JBIC alone provided $731m for the project. Other lenders for the project include Nippon Export and Investment Insurance (Nexi), Exim Bank of Korea, Credit Agricole, Sumitomo Mitsui Banking Corporation (SMBC) and ING Group.
The engineering, procurement and construction contract for the Cirebon coal-fired power plant expansion was awarded to a consortium of MHPS, Toshiba, and Hyundai Engineering & Construction (Hyundai E&C) in November 2015.
MHPS will supply an ultra-supercritical-pressure boiler and FGD system for the new plant.

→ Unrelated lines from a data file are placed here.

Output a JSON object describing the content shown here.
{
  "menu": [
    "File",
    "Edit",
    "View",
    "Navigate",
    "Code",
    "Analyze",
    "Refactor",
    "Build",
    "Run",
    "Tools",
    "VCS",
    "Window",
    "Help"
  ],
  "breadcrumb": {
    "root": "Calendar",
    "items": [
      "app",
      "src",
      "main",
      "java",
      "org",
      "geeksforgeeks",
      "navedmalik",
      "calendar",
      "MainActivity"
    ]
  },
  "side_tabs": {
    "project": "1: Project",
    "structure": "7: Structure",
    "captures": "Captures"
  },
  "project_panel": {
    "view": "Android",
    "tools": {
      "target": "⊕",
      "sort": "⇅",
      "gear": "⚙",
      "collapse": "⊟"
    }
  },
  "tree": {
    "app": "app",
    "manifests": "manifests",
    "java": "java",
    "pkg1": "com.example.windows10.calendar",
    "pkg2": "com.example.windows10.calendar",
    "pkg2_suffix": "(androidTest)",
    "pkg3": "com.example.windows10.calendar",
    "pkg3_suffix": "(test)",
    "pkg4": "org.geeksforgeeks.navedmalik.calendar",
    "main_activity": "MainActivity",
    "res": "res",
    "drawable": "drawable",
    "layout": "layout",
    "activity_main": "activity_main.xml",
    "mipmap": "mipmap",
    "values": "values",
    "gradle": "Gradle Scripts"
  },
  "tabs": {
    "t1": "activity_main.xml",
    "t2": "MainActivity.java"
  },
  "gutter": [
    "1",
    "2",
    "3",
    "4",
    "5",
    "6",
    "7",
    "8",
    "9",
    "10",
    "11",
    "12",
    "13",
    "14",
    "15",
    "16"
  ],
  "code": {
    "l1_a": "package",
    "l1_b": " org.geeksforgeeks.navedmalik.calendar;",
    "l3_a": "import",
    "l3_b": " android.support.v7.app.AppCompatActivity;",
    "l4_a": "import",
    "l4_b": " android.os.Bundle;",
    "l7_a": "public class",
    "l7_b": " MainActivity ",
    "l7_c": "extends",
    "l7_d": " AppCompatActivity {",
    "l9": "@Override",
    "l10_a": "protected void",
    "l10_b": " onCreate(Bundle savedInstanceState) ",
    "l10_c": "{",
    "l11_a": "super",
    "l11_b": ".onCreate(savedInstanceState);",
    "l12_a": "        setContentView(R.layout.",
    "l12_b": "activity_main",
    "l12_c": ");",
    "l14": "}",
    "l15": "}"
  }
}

Toshiba is responsible for the supply and installation of ultra-supercritical steam turbine generator.
Hyundai E&C will supply and install coal transport and ash processing facilities, as well provide related civil engineering work for the Cirebon power plant expansion.
PT Dharma Subur Satya (DSS) was subcontracted by Hyundai E&C for the engineering, procurement and construction of the coal jetty for the project.
Pöyry is the lender’s technical advisory for the project.
Green Proper Predicate was awarded the environmental management contract for Cirebon Power’s first power plant, with a capacity of 660MW in January 2020.